Un tremendo clamoreo que resonó de un extremo a otro del barco interrumpió las bromas de Barrios. Nostromo había saltado por la borda, y su negra cabeza flotaba ya lejos del barco.
El general musitó sorprendido en tono violento:
– ¡Cielos! ¡Pecador de mí!
Miró con avidez y vio que Nostromo nadaba con gran desembarazo, y luego tronó indignado:
– ¡No!, ¡no! De ninguna manera nos detendremos a recoger a ese insolente. ¡Qué se ahogue… ese loco capataz!
Únicamente empleando la fuerza bruta hubiera sido posible impedir a Nostromo arrojarse al mar. Aquel bote vacío, que le salía al encuentro de una manera misteriosa, como dirigido por un invisible espectro, ejerció sobre el capataz la fascinación de una señal, de un aviso, y pareció responder en forma enigmática y sorprendente a su obsesión de un tesoro y del destino de un hombre. Habría saltado, aun estando seguro de hallar la muerte en aquella media milla de agua. La superficie del mar aparecía lisa como la de un estanque, y por una razón u otra en el Golfo Plácido no se conocen los tiburones, no obstante estar plagada de ellos la costa del otro lado de Punta Mala.

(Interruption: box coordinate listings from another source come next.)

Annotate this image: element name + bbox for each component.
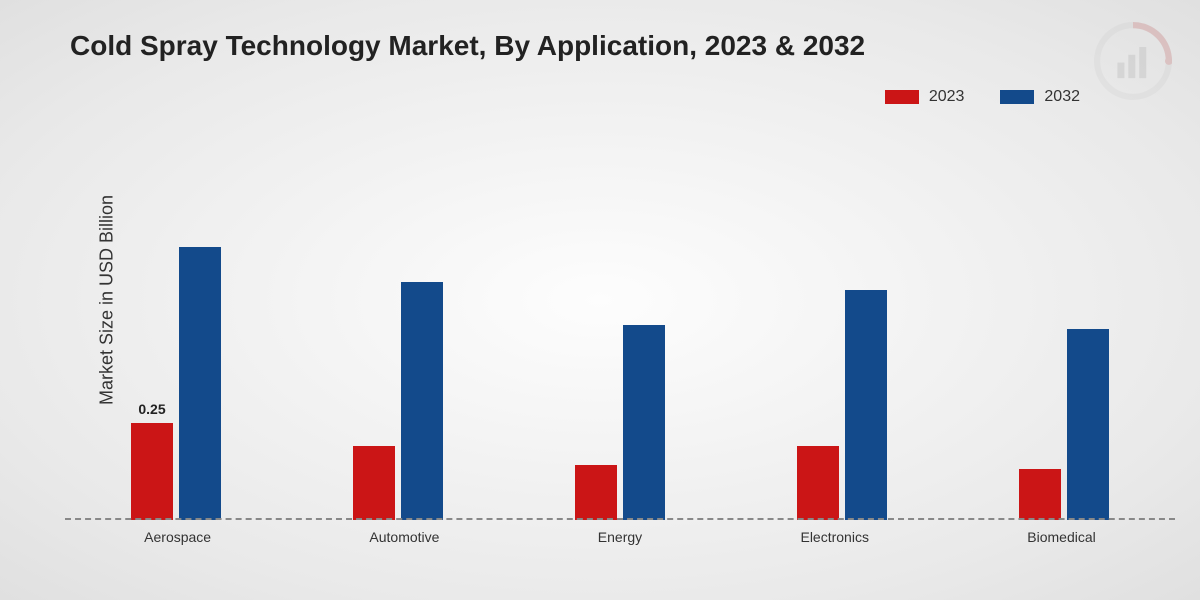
bar-groups: 0.25 [65,130,1175,520]
bar-group [1019,329,1109,520]
legend-swatch-2032 [1000,90,1034,104]
bar-2023 [353,446,395,520]
bar-2032 [845,290,887,520]
chart-page: Cold Spray Technology Market, By Applica… [0,0,1200,600]
x-axis-label: Aerospace [144,529,211,545]
bar-2023 [797,446,839,520]
bar-2032 [1067,329,1109,520]
legend: 2023 2032 [885,88,1080,106]
x-axis-label: Automotive [369,529,439,545]
legend-item-2023: 2023 [885,88,965,106]
bar-2023 [1019,469,1061,520]
legend-label-2032: 2032 [1044,88,1080,106]
bar-group: 0.25 [131,247,221,520]
bar-2032 [179,247,221,520]
bar-2032 [623,325,665,520]
legend-swatch-2023 [885,90,919,104]
bar-group [575,325,665,520]
chart-title: Cold Spray Technology Market, By Applica… [70,30,865,62]
x-axis-label: Energy [598,529,642,545]
bar-2023: 0.25 [131,423,173,521]
bar-group [353,282,443,520]
x-axis-baseline [65,518,1175,520]
bar-2023 [575,465,617,520]
bar-value-label: 0.25 [138,401,165,417]
legend-item-2032: 2032 [1000,88,1080,106]
watermark-logo-icon [1094,22,1172,100]
x-axis-label: Electronics [800,529,868,545]
x-axis-labels: Aerospace Automotive Energy Electronics Biom… [65,524,1175,550]
legend-label-2023: 2023 [929,88,965,106]
bar-group [797,290,887,520]
plot-area: 0.25 Aerospace Automotive Energy Electronic… [65,130,1175,550]
bar-2032 [401,282,443,520]
x-axis-label: Biomedical [1027,529,1095,545]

El capataz se asió a la popa del bote y respiró con fuerza. Mientras nadaba le había invadido una extraña sensación de debilidad. Se había quitado las botas y la chaqueta en el agua, y permaneció colgado de la borda algún tiempo cobrando aliento. A lo lejos los transportes, más agrupados ahora, avanzaban en derechura a Sulaco conservando la apariencia de navegar en amistoso certamen, practicando un deporte náutico, una regata, y el humo unido de las chimeneas formaba encima y enfrente de él un delgado bancal de niebla de color sulfúreo. Entonces pensó Nostromo que su audacia, su valor, su arriesgado viaje eran los que habían puesto en movimiento aquellos barcos haciéndolos acudir presurosos a salvar las vidas y haciendas de los blancos , amos del pueblo; a salvar la mina de Santo Tomé; a salvar a los niños.
Con un vigoroso y bien dirigido esfuerzo se encaramó al bote por encima de la popa. ¡El mismo bote! No había duda, absolutamente ninguna. Era la canoa de la gabarra núm.3 -la canoa dejada con Martín Decoud en la Gran Isabel, a fin de que tuviera algún medio de salvarse, si nada podía hacerse por él desde tierra. Y aquí se le había presentado, vacía e inexplicable. ¿Qué había sido de Decoud? El capataz practicó un minucioso registro en el bote. Buscó algún arañazo, alguna señal, algún signo, y sólo descubrió una mancha pardusca en la borda, frente al banco de remar. Acercó el rostro y frotó fuerte con el dedo. Luego se sentó en la parte de popa, inactivo, con las rodillas juntas y las piernas apartadas como las de un compás abierto.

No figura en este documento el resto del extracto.